No — once assets are loaded into RAM and VRAM, the SSD speed has zero impact on in-game framerates. A faster SSD only reduces load times and texture pop-in, not FPS during gameplay.
How much storage do I need for gaming in 2026?
Modern games are large: DayZ ~60 GB, ARC Raiders ~80 GB, Cyberpunk 2077 ~70 GB, Call of Duty ~150 GB. A 1 TB drive fits about 10–15 games. A 2 TB drive is the sweet spot — prices have dropped to $110–$130 for mid-range 2 TB PCIe 4.0 drives.
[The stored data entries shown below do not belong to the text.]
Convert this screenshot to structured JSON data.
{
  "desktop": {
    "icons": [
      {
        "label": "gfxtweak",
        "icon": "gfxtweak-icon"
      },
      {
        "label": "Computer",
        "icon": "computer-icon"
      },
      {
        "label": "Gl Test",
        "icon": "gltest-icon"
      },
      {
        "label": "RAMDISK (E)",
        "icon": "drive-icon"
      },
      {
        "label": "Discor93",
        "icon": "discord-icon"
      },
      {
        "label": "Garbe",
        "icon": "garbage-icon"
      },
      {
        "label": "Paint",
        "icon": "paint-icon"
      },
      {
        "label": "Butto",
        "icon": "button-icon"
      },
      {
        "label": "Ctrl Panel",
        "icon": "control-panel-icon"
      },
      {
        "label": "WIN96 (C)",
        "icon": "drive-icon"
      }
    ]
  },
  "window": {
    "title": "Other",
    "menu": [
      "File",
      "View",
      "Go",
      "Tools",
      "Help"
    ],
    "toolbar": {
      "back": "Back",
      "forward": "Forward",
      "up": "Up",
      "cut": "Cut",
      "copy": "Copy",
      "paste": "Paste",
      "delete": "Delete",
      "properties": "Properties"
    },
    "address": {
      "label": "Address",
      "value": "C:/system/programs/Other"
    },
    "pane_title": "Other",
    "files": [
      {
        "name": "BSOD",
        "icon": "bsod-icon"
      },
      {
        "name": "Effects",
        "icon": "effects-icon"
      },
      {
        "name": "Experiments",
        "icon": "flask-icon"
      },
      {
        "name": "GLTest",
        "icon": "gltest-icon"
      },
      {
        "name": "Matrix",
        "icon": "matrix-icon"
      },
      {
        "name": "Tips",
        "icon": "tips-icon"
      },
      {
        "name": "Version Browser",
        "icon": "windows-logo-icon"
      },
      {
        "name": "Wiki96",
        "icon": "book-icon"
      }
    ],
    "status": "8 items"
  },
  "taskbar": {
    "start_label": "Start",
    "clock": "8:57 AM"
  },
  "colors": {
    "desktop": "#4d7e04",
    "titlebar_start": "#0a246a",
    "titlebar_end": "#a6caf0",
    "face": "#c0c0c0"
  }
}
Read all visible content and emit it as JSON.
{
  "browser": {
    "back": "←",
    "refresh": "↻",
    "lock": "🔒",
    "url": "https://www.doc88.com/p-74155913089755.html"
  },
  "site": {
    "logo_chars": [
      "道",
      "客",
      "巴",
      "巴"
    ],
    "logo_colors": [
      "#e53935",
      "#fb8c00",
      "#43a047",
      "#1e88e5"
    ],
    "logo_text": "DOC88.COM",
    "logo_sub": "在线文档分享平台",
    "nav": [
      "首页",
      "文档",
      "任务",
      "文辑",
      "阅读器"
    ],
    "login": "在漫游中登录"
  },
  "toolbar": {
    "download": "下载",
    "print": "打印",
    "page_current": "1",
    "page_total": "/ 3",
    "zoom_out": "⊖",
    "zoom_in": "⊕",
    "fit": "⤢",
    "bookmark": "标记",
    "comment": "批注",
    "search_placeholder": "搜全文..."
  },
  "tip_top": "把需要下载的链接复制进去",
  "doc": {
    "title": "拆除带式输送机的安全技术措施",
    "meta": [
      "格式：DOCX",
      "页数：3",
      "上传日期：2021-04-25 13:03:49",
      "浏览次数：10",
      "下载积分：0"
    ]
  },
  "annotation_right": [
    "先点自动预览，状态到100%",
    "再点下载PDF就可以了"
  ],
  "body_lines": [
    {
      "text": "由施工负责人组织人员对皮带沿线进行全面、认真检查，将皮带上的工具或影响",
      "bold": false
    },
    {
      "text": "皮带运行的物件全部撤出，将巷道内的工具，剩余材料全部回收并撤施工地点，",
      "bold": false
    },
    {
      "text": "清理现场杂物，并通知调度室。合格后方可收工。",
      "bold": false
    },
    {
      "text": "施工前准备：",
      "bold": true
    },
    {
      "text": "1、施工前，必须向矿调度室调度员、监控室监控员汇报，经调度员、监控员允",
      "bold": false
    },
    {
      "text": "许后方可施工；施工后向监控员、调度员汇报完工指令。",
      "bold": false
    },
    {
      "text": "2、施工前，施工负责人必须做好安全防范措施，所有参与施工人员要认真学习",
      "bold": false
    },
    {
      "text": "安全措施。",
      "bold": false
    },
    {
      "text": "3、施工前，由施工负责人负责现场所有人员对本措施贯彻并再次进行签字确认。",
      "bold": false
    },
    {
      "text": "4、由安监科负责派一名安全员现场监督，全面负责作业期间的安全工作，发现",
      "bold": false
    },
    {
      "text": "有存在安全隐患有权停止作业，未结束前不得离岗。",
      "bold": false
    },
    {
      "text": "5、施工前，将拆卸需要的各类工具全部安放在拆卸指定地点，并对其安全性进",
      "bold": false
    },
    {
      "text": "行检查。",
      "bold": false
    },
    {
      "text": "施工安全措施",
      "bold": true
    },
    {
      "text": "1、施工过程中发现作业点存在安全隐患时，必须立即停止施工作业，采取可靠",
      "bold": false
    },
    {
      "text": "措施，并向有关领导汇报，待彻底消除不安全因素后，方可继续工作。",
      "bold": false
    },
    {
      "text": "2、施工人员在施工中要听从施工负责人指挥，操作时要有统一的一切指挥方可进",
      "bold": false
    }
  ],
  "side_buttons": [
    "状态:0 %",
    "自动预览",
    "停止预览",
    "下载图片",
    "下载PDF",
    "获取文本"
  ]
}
Is my old SATA SSD still acceptable?
Yes, for most tasks. SATA SSDs (550 MB/s max) are 5–10× slower than NVMe but game load times are only 20–40% longer than a budget NVMe. A 7-year-old SATA SSD is not worth replacing purely for gaming unless it's nearly full.
Do I need a heatsink for my NVMe SSD?
For PCIe 4.0 drives: most motherboard heatsinks are adequate. For PCIe 5.0 drives: a heatsink is mandatory to maintain rated performance. The M.2 heatsinks included on most modern motherboards are sufficient for PCIe 4.0.
Conclusion
For gaming, the Samsung 990 Pro at $90 is the best NVMe SSD you can buy in 2026. Its combination of 7,450 MB/s sequential reads, best-in-class random IOPS, excellent thermals, and Samsung's proven reliability make it the clear winner for the price. The PCIe 5.0 drives (T705, 9100 Pro) deliver their headline numbers only with adequate cooling and provide minimal gaming benefit today — but they're a reasonable investment if you transfer large files frequently or want to be ahead of DirectStorage.
Best value pick: WD Black SN770 ($65) — excellent for budget builds.
Best overall: Samsung 990 Pro ($90) — the sweet spot of performance and reliability.
Best premium: Crucial T705 ($160) — only if you need PCIe 5.0 speeds.